Are you masc? Fem? A wolf? A jock? Today, these Grindr-inspired gay subcategories matter, especially when it comes to who’s coming home with you. Both fascinated and frustrated by this sex-hungry culture of labels, 25-year-old illustrator Andy Simmonds has found a way to subvert it, merging the masculine ideals so many gay men crave with the feminine pop that’s likely tickled them since they played with their sisters’ Barbies.
“It's hard for me to say where the Bubblegum Fem idea came from,” says Simmonds, “or even how my aesthetic developed—it's still developing and always will be. But the concept hits home. It speaks to me. I suppose it's a combination of my obsession with pink, a sort of jock fetish, and a fascination with challenging notions of masculinity.”
The result of these supposedly clashing interests is a sprightly brand of bubble letters and highly distinct illustrations, which turn common phrases like “Masc-4-Masc” into something that looks like it was peeled off a My Little Pony poster. And the typography and vibrant characters aren’t the only things Simmonds is sharing with his nearly 13,000 Instagram followers, who keep up with him at @heyrooney.
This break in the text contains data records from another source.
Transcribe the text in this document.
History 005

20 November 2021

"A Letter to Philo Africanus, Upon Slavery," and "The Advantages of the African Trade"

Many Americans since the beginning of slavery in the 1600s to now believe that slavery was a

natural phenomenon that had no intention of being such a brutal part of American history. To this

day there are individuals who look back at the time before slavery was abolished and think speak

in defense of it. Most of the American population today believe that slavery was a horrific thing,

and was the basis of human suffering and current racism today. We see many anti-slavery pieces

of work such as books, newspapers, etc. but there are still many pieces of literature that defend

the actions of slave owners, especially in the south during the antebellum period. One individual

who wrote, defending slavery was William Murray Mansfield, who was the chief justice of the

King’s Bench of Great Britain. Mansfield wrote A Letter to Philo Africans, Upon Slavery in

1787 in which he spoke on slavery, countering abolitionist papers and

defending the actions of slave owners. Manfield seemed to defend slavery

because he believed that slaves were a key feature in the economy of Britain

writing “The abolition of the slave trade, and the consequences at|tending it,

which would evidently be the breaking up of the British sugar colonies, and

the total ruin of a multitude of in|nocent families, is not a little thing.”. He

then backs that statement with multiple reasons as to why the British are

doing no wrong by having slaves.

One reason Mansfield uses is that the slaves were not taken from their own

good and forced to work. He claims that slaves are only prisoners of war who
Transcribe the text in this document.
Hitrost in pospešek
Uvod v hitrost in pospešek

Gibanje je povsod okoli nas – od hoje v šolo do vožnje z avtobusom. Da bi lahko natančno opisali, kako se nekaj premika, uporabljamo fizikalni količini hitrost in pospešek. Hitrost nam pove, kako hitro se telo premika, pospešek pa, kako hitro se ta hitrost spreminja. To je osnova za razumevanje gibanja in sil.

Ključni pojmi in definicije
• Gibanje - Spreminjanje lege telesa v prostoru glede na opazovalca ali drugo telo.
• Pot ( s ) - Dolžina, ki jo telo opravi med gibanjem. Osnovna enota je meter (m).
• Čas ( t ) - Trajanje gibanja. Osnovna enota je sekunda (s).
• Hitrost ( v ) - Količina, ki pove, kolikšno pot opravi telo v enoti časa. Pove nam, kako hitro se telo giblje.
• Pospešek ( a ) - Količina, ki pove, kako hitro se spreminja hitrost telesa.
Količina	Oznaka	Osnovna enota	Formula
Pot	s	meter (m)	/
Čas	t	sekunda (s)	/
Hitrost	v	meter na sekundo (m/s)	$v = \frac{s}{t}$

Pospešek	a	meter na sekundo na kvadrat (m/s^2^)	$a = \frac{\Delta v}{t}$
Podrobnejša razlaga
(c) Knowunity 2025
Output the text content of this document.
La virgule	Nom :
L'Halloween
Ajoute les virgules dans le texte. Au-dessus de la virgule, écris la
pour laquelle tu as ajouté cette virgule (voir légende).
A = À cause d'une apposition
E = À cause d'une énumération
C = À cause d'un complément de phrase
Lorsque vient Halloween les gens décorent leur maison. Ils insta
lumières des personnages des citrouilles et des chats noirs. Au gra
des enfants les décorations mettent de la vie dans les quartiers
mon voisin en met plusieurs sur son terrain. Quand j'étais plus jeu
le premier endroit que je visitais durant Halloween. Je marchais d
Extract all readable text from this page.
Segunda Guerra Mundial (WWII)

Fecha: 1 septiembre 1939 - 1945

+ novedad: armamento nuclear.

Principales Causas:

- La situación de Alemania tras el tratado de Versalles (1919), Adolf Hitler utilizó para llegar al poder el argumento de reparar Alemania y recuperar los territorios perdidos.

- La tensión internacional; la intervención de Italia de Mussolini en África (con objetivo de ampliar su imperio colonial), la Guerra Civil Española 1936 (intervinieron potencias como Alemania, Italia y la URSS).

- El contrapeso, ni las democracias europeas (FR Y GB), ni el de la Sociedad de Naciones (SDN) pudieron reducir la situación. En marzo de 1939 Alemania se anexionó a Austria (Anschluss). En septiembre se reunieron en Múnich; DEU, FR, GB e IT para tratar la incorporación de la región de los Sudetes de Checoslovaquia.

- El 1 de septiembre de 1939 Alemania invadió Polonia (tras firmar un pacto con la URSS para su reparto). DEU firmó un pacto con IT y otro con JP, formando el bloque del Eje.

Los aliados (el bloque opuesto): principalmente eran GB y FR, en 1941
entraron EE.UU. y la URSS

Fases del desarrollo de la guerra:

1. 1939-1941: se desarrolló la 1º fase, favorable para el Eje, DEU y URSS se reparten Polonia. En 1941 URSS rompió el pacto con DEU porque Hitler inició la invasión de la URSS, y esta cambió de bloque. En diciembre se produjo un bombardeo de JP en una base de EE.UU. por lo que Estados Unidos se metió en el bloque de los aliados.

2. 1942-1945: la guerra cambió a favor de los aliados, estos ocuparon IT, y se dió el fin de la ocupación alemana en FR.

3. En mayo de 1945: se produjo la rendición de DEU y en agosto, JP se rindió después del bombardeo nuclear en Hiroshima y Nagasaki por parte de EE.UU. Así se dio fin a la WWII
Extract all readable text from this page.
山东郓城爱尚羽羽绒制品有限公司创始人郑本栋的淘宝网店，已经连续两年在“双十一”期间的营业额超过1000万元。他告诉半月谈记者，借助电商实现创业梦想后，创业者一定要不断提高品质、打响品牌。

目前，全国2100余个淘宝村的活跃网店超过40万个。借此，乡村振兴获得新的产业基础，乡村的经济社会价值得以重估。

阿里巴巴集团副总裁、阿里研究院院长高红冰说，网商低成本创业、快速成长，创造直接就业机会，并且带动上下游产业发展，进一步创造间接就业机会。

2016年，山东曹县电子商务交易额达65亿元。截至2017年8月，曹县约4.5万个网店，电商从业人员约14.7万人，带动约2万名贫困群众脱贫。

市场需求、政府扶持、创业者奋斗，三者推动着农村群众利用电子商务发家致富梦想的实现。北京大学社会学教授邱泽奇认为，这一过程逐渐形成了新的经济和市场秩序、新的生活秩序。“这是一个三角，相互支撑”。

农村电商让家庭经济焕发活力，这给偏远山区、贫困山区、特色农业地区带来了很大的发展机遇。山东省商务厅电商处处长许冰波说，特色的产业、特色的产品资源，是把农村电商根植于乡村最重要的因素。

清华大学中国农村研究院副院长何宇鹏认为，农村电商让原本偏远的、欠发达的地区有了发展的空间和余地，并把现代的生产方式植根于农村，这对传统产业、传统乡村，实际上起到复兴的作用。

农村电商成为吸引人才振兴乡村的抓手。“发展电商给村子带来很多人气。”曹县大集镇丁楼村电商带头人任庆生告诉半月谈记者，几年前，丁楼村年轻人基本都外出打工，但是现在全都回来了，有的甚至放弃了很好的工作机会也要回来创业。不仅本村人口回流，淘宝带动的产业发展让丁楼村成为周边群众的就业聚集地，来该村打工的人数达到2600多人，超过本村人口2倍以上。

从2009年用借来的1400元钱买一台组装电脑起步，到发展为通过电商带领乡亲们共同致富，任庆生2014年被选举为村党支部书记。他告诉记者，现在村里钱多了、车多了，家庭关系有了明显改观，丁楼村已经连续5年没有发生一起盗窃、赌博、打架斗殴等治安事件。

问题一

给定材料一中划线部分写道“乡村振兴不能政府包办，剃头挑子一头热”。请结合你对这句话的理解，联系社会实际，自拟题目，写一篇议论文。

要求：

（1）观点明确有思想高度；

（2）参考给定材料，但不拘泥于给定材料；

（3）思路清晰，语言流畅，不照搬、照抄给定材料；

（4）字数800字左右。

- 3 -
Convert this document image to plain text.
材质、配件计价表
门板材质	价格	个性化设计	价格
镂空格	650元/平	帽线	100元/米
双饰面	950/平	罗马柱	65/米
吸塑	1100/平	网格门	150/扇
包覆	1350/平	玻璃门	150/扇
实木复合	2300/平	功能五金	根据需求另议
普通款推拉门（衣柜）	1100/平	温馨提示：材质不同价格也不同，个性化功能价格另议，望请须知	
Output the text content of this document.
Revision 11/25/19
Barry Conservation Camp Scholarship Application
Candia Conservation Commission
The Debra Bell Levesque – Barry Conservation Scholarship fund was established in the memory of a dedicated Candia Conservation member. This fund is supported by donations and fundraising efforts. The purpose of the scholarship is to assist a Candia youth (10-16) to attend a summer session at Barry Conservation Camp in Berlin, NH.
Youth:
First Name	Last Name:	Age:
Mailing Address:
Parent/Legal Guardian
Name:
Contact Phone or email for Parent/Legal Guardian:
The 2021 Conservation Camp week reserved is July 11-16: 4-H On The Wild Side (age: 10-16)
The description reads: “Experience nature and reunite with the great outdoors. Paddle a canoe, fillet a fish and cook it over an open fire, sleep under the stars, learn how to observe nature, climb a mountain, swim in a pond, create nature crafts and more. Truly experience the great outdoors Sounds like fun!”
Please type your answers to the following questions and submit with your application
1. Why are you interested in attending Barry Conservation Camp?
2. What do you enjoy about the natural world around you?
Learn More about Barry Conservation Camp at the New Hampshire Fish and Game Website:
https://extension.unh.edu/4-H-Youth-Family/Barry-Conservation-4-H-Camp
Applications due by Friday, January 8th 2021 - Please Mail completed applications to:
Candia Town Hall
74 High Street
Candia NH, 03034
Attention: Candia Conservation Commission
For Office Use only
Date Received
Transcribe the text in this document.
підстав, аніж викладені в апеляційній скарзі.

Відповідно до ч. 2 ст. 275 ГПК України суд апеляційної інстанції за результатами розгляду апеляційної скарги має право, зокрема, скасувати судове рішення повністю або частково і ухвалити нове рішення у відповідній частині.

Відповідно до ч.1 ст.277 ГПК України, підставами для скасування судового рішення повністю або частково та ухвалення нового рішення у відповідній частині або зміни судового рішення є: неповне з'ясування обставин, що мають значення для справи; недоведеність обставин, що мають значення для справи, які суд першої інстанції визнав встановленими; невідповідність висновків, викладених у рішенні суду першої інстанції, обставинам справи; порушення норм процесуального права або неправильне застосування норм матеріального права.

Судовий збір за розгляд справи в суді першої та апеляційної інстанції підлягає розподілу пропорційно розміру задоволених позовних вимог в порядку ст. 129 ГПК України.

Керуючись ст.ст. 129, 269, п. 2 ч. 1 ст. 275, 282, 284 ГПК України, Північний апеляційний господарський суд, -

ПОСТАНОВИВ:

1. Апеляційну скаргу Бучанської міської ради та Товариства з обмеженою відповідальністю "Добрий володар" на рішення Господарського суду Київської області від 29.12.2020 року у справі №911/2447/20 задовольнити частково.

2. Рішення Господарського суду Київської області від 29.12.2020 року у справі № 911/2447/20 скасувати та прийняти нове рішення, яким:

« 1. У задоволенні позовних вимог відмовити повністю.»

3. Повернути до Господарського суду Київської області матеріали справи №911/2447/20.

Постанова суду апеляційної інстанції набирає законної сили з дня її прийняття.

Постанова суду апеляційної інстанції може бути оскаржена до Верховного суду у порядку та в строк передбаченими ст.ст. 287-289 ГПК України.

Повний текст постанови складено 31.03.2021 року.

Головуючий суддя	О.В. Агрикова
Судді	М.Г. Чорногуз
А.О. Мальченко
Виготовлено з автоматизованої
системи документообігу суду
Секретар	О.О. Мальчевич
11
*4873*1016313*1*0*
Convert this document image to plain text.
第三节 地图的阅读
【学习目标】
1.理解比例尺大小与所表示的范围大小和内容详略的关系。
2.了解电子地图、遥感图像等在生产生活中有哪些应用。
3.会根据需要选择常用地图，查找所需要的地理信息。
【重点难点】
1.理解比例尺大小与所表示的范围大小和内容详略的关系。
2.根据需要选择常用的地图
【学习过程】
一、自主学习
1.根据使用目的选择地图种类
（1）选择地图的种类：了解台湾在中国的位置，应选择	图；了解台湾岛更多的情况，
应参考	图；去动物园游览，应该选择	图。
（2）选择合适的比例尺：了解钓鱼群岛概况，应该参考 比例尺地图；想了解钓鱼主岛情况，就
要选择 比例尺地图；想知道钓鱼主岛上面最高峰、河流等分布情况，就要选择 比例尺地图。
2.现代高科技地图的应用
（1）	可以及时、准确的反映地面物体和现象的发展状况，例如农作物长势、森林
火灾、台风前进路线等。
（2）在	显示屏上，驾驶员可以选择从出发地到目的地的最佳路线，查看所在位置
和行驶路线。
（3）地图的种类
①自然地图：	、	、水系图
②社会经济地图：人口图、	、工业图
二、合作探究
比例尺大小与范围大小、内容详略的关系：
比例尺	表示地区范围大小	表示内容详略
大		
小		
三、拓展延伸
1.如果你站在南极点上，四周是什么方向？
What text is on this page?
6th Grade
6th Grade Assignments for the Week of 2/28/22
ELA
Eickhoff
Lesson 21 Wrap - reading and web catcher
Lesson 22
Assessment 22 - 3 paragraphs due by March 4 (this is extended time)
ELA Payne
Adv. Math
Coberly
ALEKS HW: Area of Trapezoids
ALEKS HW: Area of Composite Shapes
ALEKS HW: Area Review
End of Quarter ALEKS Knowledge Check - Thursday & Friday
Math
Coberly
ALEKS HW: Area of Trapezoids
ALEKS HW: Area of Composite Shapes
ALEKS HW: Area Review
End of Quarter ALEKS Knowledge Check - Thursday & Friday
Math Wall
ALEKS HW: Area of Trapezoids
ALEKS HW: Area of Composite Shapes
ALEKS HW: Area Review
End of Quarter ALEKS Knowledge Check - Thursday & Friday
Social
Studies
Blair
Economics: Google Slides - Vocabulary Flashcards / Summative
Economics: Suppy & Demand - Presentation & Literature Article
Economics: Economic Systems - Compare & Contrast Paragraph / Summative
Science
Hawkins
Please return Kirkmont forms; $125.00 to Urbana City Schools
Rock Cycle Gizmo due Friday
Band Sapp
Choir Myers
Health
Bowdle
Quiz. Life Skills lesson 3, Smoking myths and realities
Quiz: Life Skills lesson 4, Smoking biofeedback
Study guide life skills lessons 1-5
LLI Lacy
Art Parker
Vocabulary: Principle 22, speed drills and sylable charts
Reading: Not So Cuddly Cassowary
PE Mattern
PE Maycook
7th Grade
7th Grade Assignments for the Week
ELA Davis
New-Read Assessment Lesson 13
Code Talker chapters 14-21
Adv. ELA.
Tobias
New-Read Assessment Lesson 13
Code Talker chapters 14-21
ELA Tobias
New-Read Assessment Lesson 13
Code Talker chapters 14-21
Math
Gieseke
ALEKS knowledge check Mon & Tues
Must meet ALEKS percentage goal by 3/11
Simmonds also posts ample photos of his bubbly self, a Mormon-raised, Salt Lake City native whose vibrant appearance melds perfectly with his work.
“[Mormonism is] a very rigid belief system,” Simmonds says, “and an even stricter culture. I think having been in denial for so long caused me, once I came out, to be unashamedly—even loudly—GAY. [The religion] is also very centered on gender roles, which I hope to shatter in my work.”
Thus, Simmonds—who “started coloring on walls, studied illustration and graphic design in college, and ultimately dropped out”—is seemingly hard-wired to break away from limiting institutions, be they a stiff religion or a subculture of terms and roles that put limits on sexual tastes. (“I just find it bizarre that there’s this space where people compartmentalize their dating preferences,” Simmonds adds. “I have joked about it for a long time, and then it crept into my work.”)
Now, @heyrooney fans can buy “Masc-4-Masc” T-shirts and other fun Simmonds-designed products, and if you’re lucky, you might just get illustrated by the artist yourself, rendered with pink cheeks and a swooped coif of Jem-and-the-Holograms hair. And it’s not just the fems who want all this bubblegum, honey.
“I think there’s quite a mix [in my audience],” Simmonds says, “but I think it does serve as a fem outlet for otherwise cisgender gay men. It’s fun to see these burly men comment, ‘YAAAAS MAMA!!’ I live for that.”